A versão final de "Destino", entretanto, dividiu opiniões. Para alguns, trata-se de uma preciosidade que deixa transparecer nuances adultos presentes tanto em “Alice” quantos nas obras-primas atribuídas a Salvador Dalí e a Walt Disney; para outros, uma versão convencional e melancólica sobre um projeto que poderia ter atingido outras dimensões. Na forma de uma animação de seis minutos e apresentando apenas 18 segundos do projeto original (a sequência das tartarugas), o enredo onírico apresenta a protagonista entre imagens abstratas e estranhas figuras suspensas pelo ar. “Destino” foi exibido em festivais e chegou a ser indicado ao Oscar de Melhor Curta de Animação em 2003, mas não foi lançado nos cinemas nem em DVD.



      




Dois gênios: acima, "Five O'Clock Shadows in
Disney-Dalí Land" (Sombras de cinco horas da
tarde na terra de Disney e Dalí
), pintura em óleo
sobre tela de 1996 de Todd Schorr, um retrato
irônico sobre os desentendimentos durante
a polêmica parceria entre Disney e Dalí.

Abaixo, uma imagem 
em que o encontro de
Disney e Dalí, metamorfoseados 
em tartarugas,
forma ao centro uma figura feminina, n
a
sequência final de Destino
Também abaixo,
a íntegra do filme que foi 
concluído e
lançado em DVD em 2003




      






Apaixonados pela literatura de Lewis Carroll desde a infância, Disney e Dalí se aproximaram depois de um jantar em 1945 na casa de Jack Warner, o todo-poderoso chefão da Warner Brothers. Dalí, que naquela época estava contratado para criar a sequência do pesadelo do personagem de Gregory Peck em “Spellbound” (1945), de Alfred Hitchcock, chegou a Hollywood precedido pelo sucesso como artista plástico e como criador de duas obras-primas do cinema e do Surrealismo: “Um Cão Andaluz” (1928) e “A Idade do Ouro” (1930), realizados em parceria com Luis Buñuel.

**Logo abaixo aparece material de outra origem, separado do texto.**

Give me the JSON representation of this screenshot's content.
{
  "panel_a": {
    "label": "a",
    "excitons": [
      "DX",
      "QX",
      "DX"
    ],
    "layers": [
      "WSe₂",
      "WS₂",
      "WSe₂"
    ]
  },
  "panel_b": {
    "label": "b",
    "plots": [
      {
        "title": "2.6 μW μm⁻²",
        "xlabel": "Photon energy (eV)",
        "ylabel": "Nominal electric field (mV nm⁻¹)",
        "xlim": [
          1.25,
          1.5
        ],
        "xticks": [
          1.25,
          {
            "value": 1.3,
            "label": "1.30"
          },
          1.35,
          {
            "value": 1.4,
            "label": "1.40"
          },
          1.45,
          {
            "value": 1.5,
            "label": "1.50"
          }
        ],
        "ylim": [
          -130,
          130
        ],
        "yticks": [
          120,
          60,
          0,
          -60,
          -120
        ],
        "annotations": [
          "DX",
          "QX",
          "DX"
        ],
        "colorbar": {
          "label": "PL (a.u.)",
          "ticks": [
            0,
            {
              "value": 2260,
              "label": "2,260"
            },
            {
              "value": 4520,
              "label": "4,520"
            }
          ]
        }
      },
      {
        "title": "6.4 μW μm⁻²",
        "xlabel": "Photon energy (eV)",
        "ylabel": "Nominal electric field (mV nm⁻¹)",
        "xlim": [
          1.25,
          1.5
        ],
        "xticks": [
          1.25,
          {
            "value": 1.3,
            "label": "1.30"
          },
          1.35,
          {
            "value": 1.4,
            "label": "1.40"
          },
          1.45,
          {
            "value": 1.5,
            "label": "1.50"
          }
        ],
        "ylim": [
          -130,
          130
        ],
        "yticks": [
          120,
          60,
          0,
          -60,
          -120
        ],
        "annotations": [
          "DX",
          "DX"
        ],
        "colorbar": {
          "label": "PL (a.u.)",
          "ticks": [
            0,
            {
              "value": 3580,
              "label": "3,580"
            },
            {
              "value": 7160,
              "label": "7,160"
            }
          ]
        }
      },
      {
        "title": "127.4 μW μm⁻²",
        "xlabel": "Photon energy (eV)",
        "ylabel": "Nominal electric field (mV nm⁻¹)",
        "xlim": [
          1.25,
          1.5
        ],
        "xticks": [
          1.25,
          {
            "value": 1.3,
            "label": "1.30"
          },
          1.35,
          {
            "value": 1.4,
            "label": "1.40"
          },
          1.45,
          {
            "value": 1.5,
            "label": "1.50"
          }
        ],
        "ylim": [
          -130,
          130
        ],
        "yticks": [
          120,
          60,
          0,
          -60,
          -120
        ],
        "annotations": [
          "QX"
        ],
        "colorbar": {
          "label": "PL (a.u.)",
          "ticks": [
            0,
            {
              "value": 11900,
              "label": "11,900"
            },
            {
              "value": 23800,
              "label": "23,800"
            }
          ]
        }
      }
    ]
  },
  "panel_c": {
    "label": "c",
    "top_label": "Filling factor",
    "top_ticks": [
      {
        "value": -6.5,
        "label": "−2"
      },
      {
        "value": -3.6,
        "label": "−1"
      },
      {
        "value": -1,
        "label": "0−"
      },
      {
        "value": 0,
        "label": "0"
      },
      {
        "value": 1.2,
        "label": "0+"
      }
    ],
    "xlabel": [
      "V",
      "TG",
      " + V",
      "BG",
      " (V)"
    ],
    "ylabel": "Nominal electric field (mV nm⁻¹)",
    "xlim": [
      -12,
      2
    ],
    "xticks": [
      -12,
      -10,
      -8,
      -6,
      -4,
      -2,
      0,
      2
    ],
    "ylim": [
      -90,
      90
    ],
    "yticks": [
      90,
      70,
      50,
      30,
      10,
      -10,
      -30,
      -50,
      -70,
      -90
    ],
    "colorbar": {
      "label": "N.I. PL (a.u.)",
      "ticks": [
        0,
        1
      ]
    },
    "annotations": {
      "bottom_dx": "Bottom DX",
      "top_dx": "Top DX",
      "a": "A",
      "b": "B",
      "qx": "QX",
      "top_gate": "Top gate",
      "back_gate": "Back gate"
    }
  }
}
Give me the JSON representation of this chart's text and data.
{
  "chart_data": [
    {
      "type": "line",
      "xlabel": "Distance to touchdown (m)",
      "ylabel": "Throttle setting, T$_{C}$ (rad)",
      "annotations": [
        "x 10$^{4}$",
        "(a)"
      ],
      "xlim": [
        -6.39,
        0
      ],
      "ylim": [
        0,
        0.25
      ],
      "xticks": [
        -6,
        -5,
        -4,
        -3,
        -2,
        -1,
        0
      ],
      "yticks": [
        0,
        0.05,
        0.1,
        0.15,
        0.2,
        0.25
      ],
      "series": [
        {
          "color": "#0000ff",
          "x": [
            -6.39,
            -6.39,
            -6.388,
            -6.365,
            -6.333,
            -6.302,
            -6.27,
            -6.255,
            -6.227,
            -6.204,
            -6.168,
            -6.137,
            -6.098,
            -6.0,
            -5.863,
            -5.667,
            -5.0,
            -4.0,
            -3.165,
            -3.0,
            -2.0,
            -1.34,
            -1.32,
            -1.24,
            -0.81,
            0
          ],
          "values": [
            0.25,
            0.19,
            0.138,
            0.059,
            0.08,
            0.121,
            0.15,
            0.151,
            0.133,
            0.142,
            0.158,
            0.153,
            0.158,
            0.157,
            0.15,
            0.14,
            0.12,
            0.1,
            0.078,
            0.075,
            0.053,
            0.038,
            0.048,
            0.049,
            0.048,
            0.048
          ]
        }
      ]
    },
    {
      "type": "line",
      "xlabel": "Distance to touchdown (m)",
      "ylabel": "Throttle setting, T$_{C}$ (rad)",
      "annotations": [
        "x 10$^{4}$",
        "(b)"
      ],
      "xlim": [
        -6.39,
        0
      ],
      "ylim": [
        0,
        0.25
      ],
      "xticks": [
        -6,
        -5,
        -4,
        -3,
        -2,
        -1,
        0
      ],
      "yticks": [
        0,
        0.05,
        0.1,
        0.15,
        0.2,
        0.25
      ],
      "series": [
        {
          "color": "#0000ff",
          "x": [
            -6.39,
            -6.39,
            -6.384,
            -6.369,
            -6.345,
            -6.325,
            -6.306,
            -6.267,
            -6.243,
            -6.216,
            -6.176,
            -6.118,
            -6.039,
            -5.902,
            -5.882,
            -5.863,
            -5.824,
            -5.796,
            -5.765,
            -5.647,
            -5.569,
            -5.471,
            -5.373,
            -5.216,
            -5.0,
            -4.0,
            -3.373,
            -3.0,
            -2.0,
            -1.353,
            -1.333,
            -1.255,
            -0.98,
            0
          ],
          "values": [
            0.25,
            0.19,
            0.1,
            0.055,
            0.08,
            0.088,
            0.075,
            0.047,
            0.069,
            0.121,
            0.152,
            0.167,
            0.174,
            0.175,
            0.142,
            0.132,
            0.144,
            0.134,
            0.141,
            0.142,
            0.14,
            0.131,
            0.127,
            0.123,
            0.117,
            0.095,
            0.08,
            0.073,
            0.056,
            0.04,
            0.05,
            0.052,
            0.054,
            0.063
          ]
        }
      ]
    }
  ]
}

Política da Boa Vizinhança



A parceria com Salvador Dalí aconteceu em um período especialmente difícil para Walt Disney. O projeto de “Fantasia” (1940), que consumiu anos de produção e teve altos custos, não alcançou sucesso comercial. A situação piorou mais ainda com a drástica redução do mercado de exibição na Europa, em decorrência da Segunda Guerra. Disney perdeu as linhas de crédito do Bank of America e, para não perder os estúdios, passou a fazer todo tipo de concessão comercial e a colaborar com o FBI e as forças armadas.

É nesta época – no intervalo entre as produções de “Bambi” (1942) e “Cinderela” (1950), considerado o período mais fraco de sua trajetória na arte da animação – que Disney é forçado por seus credores a se envolver com a produção de filmes para treinamento militar e propaganda, incluindo “Alô, Amigos” (“Saludos Amigos, 1943) e “Você Já Foi à Bahia?” (“The Three Caballeros”, 1945), projetos sob encomenda para a “política da boa vizinhança” do governo dos EUA com o objetivo de aproximação com o Brasil e demais países da América Latina.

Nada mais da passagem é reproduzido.